In the reversed Revoloution 9, at about 6:O3, we hear “turn me on dead man” repeated 6 times because John had reversed that in the original track
The book, The Beatles As Musicians has a full breakdown of Rev 9, including all of the spoken bits by John and George.
Then it's a good thing somebody started a thread on the exact same subject, so the exact same people could contribute the exact same opinions, to make the forum experience that much richer. Upcoming Thread to leap over while looking for fresh discussion: "What if, instead of blisters on his fingers, John had callouses on his pinkies..."
It’s like a surprise scary ending to a generally normal movie. Genius. (Good Night is like the credits)
The song may not be genius....but....putting Can You Take Me Back before and Good Night after as the end of side four surely was.
Exactly. This was recorded conversation with George Martin and an associate. No mention of "mom" to my years.
I'll try and remember to listen to this later because I like The Shazam but don't believe I've heard it before.
Genius? I don't think so. One of my favorite tracks in the Beatles discography? Absolutely. Someone else despises it? More power to them. Many also don't get 2001: A Space Odyssey, The Exorcist, classic art, Jazz, coffee, or The Beatles in general (let alone Revolution 9). Art is supposed to be polarizing. It's what makes the world go round.

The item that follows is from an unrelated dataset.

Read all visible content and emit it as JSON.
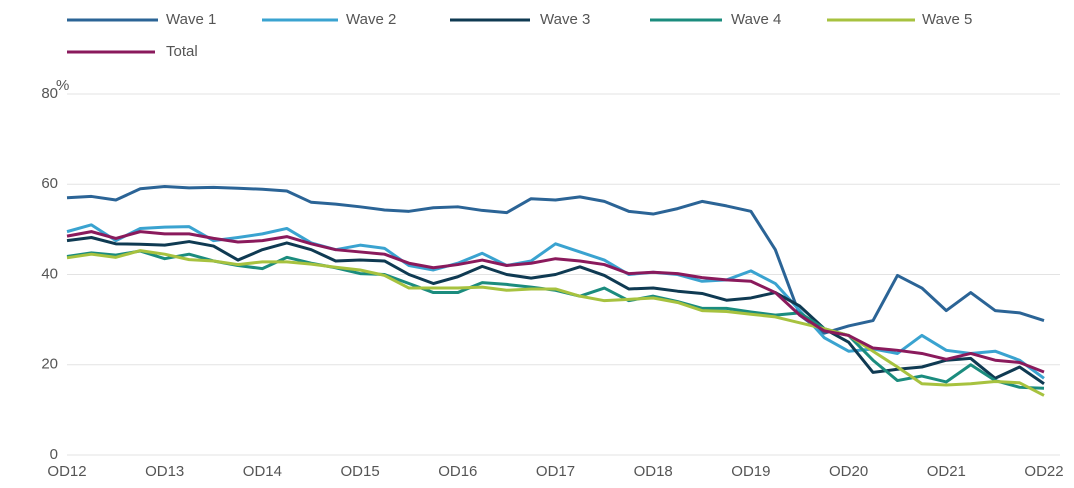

What especially caught my eye in the quote was how Cage’s tape loops could be up to 45 feet in length, which reminded me of Lennon dashing from room to room while engineers guided open spools with pencils, or something to that effect.
I never liked it but when I was younger I thought it was groundbreaking. But it hasn't aged well, of course, IMO. Nowadays I would say that any other Beatles tune -- original or cover -- in the original canon is both more entertaining and more significant than Revolution 9
Steady, rojo! There's always everyone's favourite ' Mister Moonlight' to kick to the curb. Or the totally cornball 'Act Naturally', my least liked Beatles track.